Before the poetic lament there is a subtitle that simply says, ”After this, Job opened his mouth and cursed his day. And Job said,” ”His day” has been taken to mean the day of his birth given Job 3:3. Aside from having that verse we would have assumed that he meant that he was going to curse his fate – so to speak. The introduction likely means more the latter than the former – his lamentation laments both his ever existing and the suffering he is currently experiencing.
The lament of Job is threefold: First, he laments his birth/conception; Second, he laments that he did not die in his mother’s womb or right after birth; and Third, he laments that those who suffer do not get to die quickly. David R. Jackson is quick to point out that suicide is not even on the table as an option. Instead, Job is lamenting that he has to live with this great suffering.
Regarding the first part of the lament note how it moves backwards in time from the day of his birth to the night of his conception. Things are so bad for him at the present that he wished that his life had never begun. Of course, while birth is important he understands that life begins at conception. This is a demonstration of poetic parallelism. It is not that both lines are saying the same thing twice but that the second line takes the first one more step forward (or in this case, backward).
Job seeks retroactively to have the day cursed using all kinds of terminology for darkness. We do not have nearly as many words for darkness in English, which causes the translators to stumble around for ways to render verses 4-6. His real complaint is not with his birthday (nor for that matter with the day of his conception) as much as he might call for those days to be cursed on the calendar. But we understand what he means pretty easily.

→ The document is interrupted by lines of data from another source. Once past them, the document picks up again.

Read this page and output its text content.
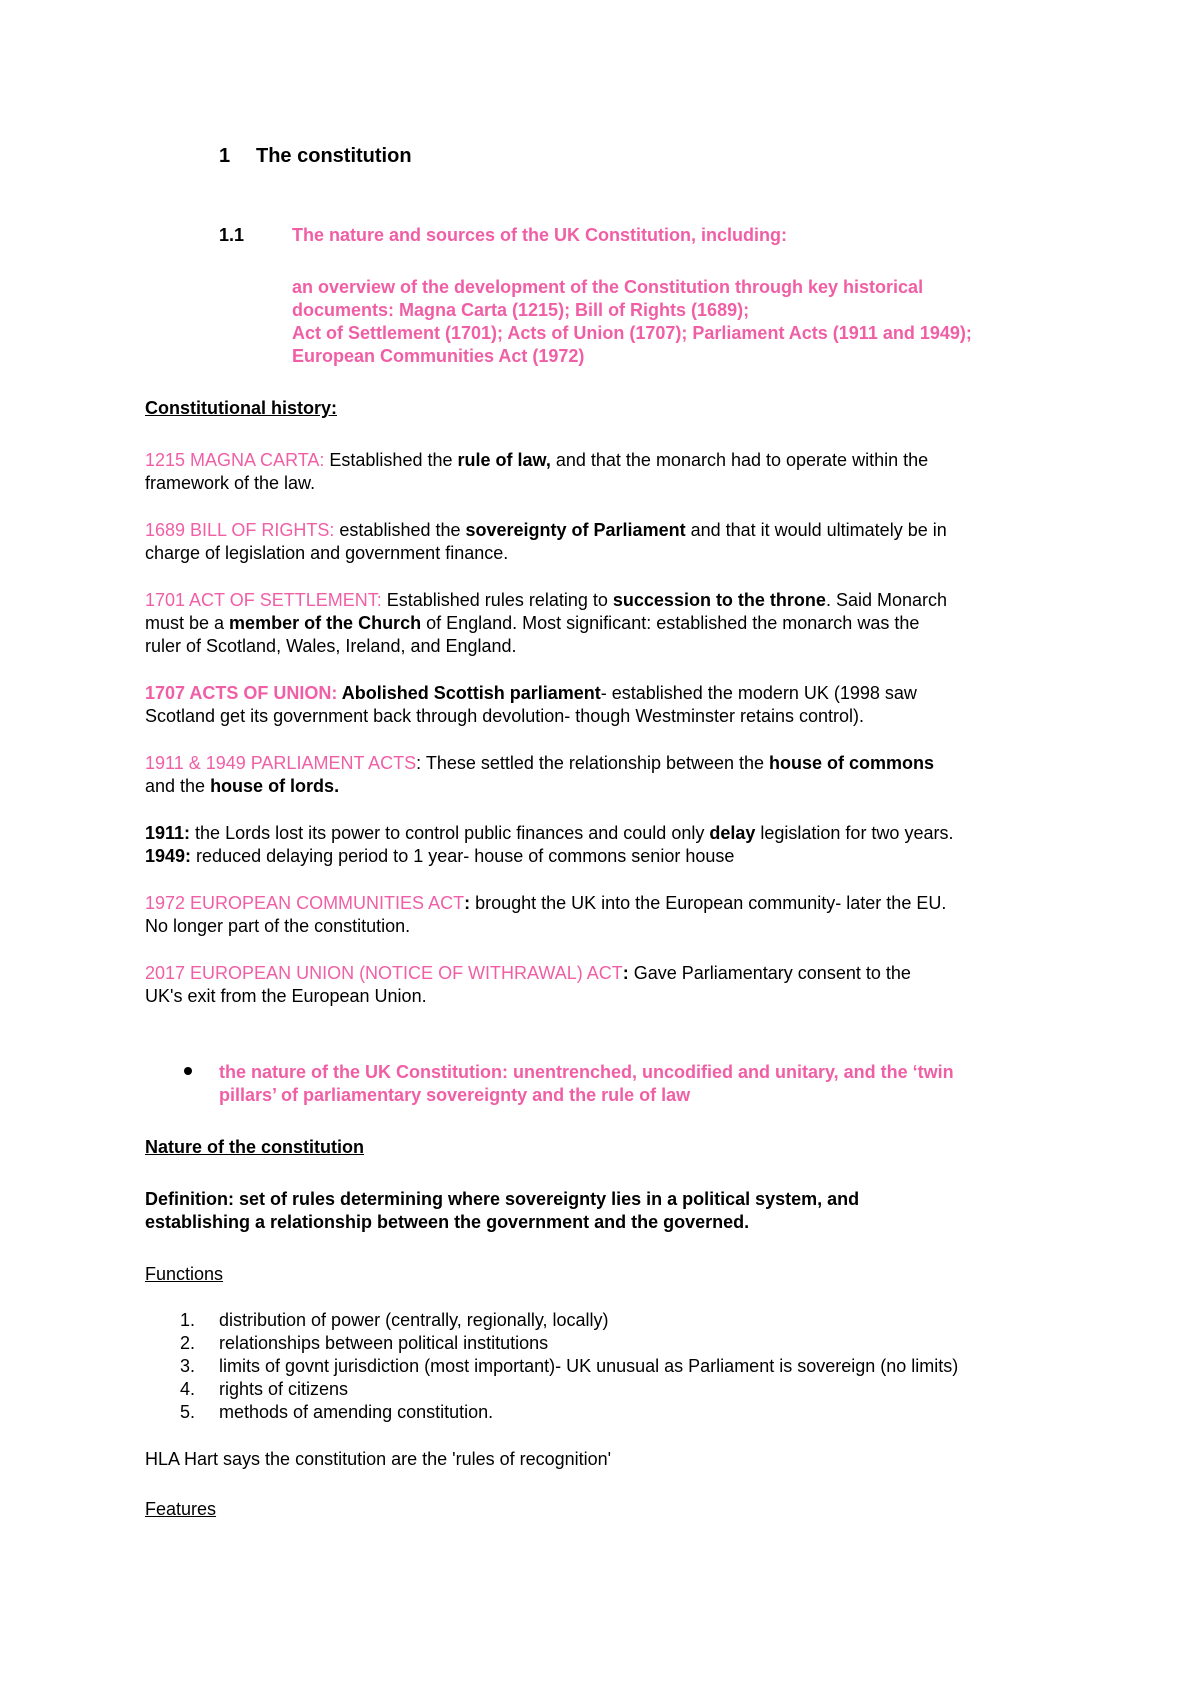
1 The constitution
1.1	The nature and sources of the UK Constitution, including:
an overview of the development of the Constitution through key historical
documents: Magna Carta (1215); Bill of Rights (1689);
Act of Settlement (1701); Acts of Union (1707); Parliament Acts (1911 and 1949);
European Communities Act (1972)
Constitutional history:
1215 MAGNA CARTA: Established the rule of law, and that the monarch had to operate within the
framework of the law.
1689 BILL OF RIGHTS: established the sovereignty of Parliament and that it would ultimately be in
charge of legislation and government finance.
1701 ACT OF SETTLEMENT: Established rules relating to succession to the throne. Said Monarch
must be a member of the Church of England. Most significant: established the monarch was the
ruler of Scotland, Wales, Ireland, and England.
1707 ACTS OF UNION: Abolished Scottish parliament- established the modern UK (1998 saw
Scotland get its government back through devolution- though Westminster retains control).
1911 & 1949 PARLIAMENT ACTS: These settled the relationship between the house of commons
and the house of lords.
1911: the Lords lost its power to control public finances and could only delay legislation for two years.
1949: reduced delaying period to 1 year- house of commons senior house
1972 EUROPEAN COMMUNITIES ACT: brought the UK into the European community- later the EU.
No longer part of the constitution.
2017 EUROPEAN UNION (NOTICE OF WITHRAWAL) ACT: Gave Parliamentary consent to the
UK's exit from the European Union.
the nature of the UK Constitution: unentrenched, uncodified and unitary, and the ‘twin
pillars’ of parliamentary sovereignty and the rule of law
Nature of the constitution
Definition: set of rules determining where sovereignty lies in a political system, and
establishing a relationship between the government and the governed.
Functions
1. distribution of power (centrally, regionally, locally)
2. relationships between political institutions
3. limits of govnt jurisdiction (most important)- UK unusual as Parliament is sovereign (no limits)
4. rights of citizens
5. methods of amending constitution.
HLA Hart says the constitution are the 'rules of recognition'
Features
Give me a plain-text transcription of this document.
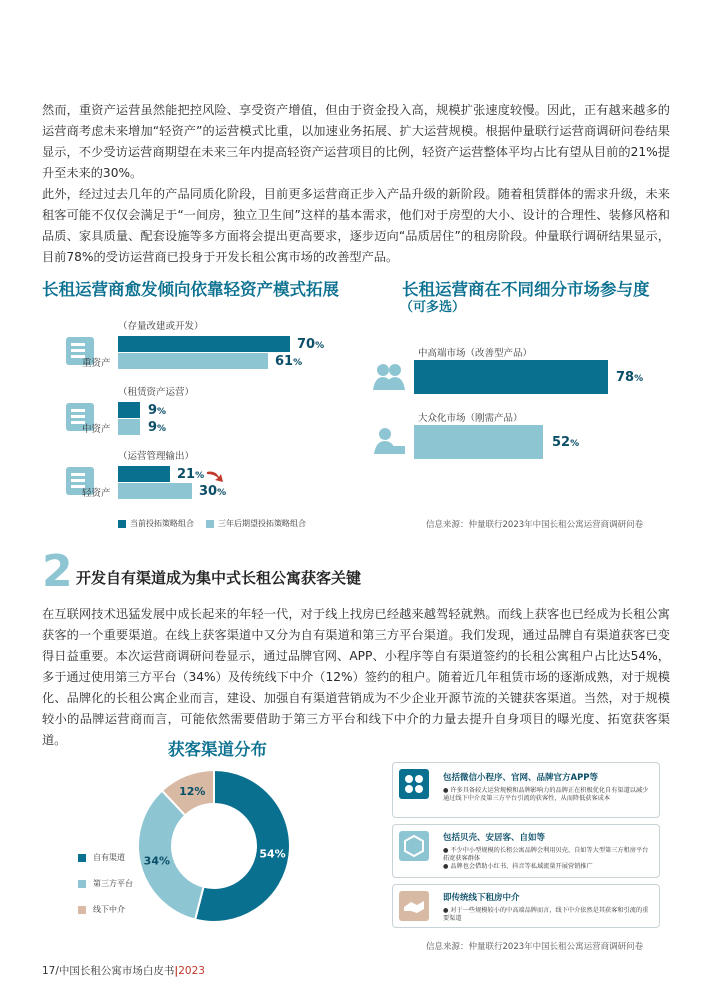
然而，重资产运营虽然能把控风险、享受资产增值，但由于资金投入高，规模扩张速度较慢。因此，正有越来越多的运营商考虑未来增加“轻资产”的运营模式比重，以加速业务拓展、扩大运营规模。根据仲量联行运营商调研问卷结果显示，不少受访运营商期望在未来三年内提高轻资产运营项目的比例，轻资产运营整体平均占比有望从目前的21%提升至未来的30%。

此外，经过过去几年的产品同质化阶段，目前更多运营商正步入产品升级的新阶段。随着租赁群体的需求升级，未来租客可能不仅仅会满足于“一间房，独立卫生间”这样的基本需求，他们对于房型的大小、设计的合理性、装修风格和品质、家具质量、配套设施等多方面将会提出更高要求，逐步迈向“品质居住”的租房阶段。仲量联行调研结果显示，目前78%的受访运营商已投身于开发长租公寓市场的改善型产品。

长租运营商愈发倾向依靠轻资产模式拓展
重资产
（存量改建或开发）
70%
61%
中资产
（租赁资产运营）
9%
9%
轻资产
（运营管理输出）
21%
30%
当前投拓策略组合	三年后期望投拓策略组合
长租运营商在不同细分市场参与度
（可多选）
中高端市场（改善型产品）
78%
大众化市场（刚需产品）
52%
信息来源：仲量联行2023年中国长租公寓运营商调研问卷
2 开发自有渠道成为集中式长租公寓获客关键

在互联网技术迅猛发展中成长起来的年轻一代，对于线上找房已经越来越驾轻就熟。而线上获客也已经成为长租公寓获客的一个重要渠道。在线上获客渠道中又分为自有渠道和第三方平台渠道。我们发现，通过品牌自有渠道获客已变得日益重要。本次运营商调研问卷显示，通过品牌官网、APP、小程序等自有渠道签约的长租公寓租户占比达54%，多于通过使用第三方平台（34%）及传统线下中介（12%）签约的租户。随着近几年租赁市场的逐渐成熟，对于规模化、品牌化的长租公寓企业而言，建设、加强自有渠道营销成为不少企业开源节流的关键获客渠道。当然，对于规模较小的品牌运营商而言，可能依然需要借助于第三方平台和线下中介的力量去提升自身项目的曝光度、拓宽获客渠道。	获客渠道分布
54%
34%
12%
自有渠道
第三方平台
线下中介
包括微信小程序、官网、品牌官方APP等
● 许多具备较大运营规模和品牌影响力的品牌正在积极优化自有渠道以减少通过线下中介及第三方平台引流的获客性，从而降低获客成本
包括贝壳、安居客、自如等
● 不少中小型规模的长租公寓品牌会利用贝壳、自如等大型第三方租房平台拓宽获客群体
● 品牌也会借助小红书、抖音等私域流量开展营销推广
即传统线下租房中介
● 对于一些规模较小的中高端品牌而言，线下中介依然是其获客和引流的重要渠道
信息来源：仲量联行2023年中国长租公寓运营商调研问卷
17/中国长租公寓市场白皮书|2023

Job also creatively applies ancient myths like that regarding Leviathan (cf. Job 3:8) to describe what he is saying. He shows no hesitation in doing so. He is not endorsing those myths by doing so, rather he is simply borrowing them to make his point.
In the second part he begins, ”Why did I not die at birth, come out from the womb and expire?” (Job 3:11). In this section Job also moves backwards to an earlier time than birth at a full-term. The picture of a miscarriage is clear in verse 16. It says, ”Or why was I not as a hidden stillborn child, as infants who never see the light?”
The third part of the lament begins with verse 20. It is here where we finally get to the heart of his lament. Job is crying out because those who suffer have to live with it for so long. Those ”who long for death, but it comes not, and dig for it more than for hidden treasures, who rejoice exceedingly and are glad when they find the grave…” (Job 3:21-22).